What kind of journey? Aside from being an outstanding “first jazz album” for the inquisitive, A Love Supreme stands tall in the annals of general music history as one of the greatest spiritual albums ever made. In his original liner notes for the album, Coltrane explains that the suite is a seeking after, and a paean (or a song of praise) to, God. He does not specify a religious denomination, which is a good thing: the surging emotions (carried by the players’ imaginative exploratory phrases and solos), the extended focus, rising tension, and serene relief represented by the suite’s sections, and the resulting aura of mystery and majesty, should be familiar to anyone who has ever been filled by religious passion and devotion—be she Christian, Hindu, Muslim, Buddhist, Sikh, or First Nations, to name but a few possibilities. The effectiveness with which the composition and the performance mirrors the path of the seeker can arguably overcome the musical persnicketiness of even the most skeptical of audiences, and, even so, can appeal just as strongly to atheists and agnostics, most of whom are no strangers to the search for enlightenment themselves.

A Love Supreme is an aural experience for jazz initiates and spiritual veterans that carries considerable potential for landing in their personal pantheons, but one more aspect strongly commends it to adventurous ears: among the hundreds of thousands of records released since the dawn of the turntable, when it is absorbed by two or more present in the same space, it can be a profound communal moment—and not just a moment, but conceivably the birth of a ritual.
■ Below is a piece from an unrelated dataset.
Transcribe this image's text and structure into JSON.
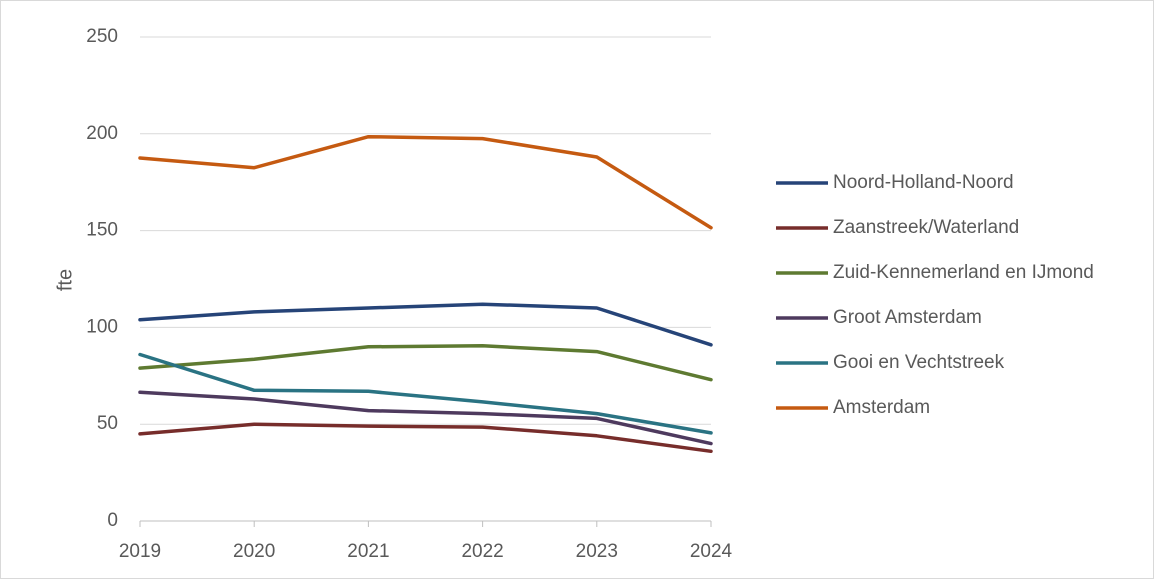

Many fans of A Love Supreme whom I happen to know excitedly tell stories of having listened to it with other people, a situation that has heightened significance in the age of headphones and heatedness. Sitting side by side with friends and family, in a candle-lit room emptied of smartphones and other modern distractions, one can be transported from the grinding monotony of this world—wake, eat, work, eat, sleep, rinse, wash, repeat—into a more complex, absorbing, mysterious, and—paradoxically–real one, one that can bind the group together and promote true inquiry and produce epiphanies.

That kind of transport, that kind of bonding, readers, is why A Love Supreme hangs on our living room wall. Thirty years ago, crushed flat by serial romantic disappointments, I’d vowed to become monk-like, and disavow romantic love. I drove to my friend’s house to inform him of my decision; he wasn’t home, but a young lady who was renting a room in his house was. I introduced myself, and as we were chatting, I looked over her shoulder to my friend’s stereo and stack of records. In the stack, I saw a certain LP. I asked her if she’d mind me putting it on—she hadn’t heard it. We still have that actual copy. We have it on CD and mp3, too.

Besides providing my students a copy, after I’d read the best final drafts from their last assignment, I read it aloud. Instantly, I noted the same ol’ bugaboos: convoluted sentences, unnecessary italics, inconsistent voice–they noted them, too (which was the point: if I struggle and it’s OK, then why not them?). I also tried to be Mr. Clever and, as I repeat too often, “stick the landing” on the final sentence; maybe it worked, but most of my students wanted to know more. However, I used the reading as a lesson on “Killing Your Darlings.” I love writing personal narratives, but I forced myself to abjure the story and just make the goddam case.

One student commented: “I want more of your story, and I don’t like the title! What about A Supreme Love?

Me: “Um, well, er…I’ve been married almost 30 years and my wife inspired the essay–but maybe let’s not go that far!”

Anyway, submitted, still rough, for your approval, too.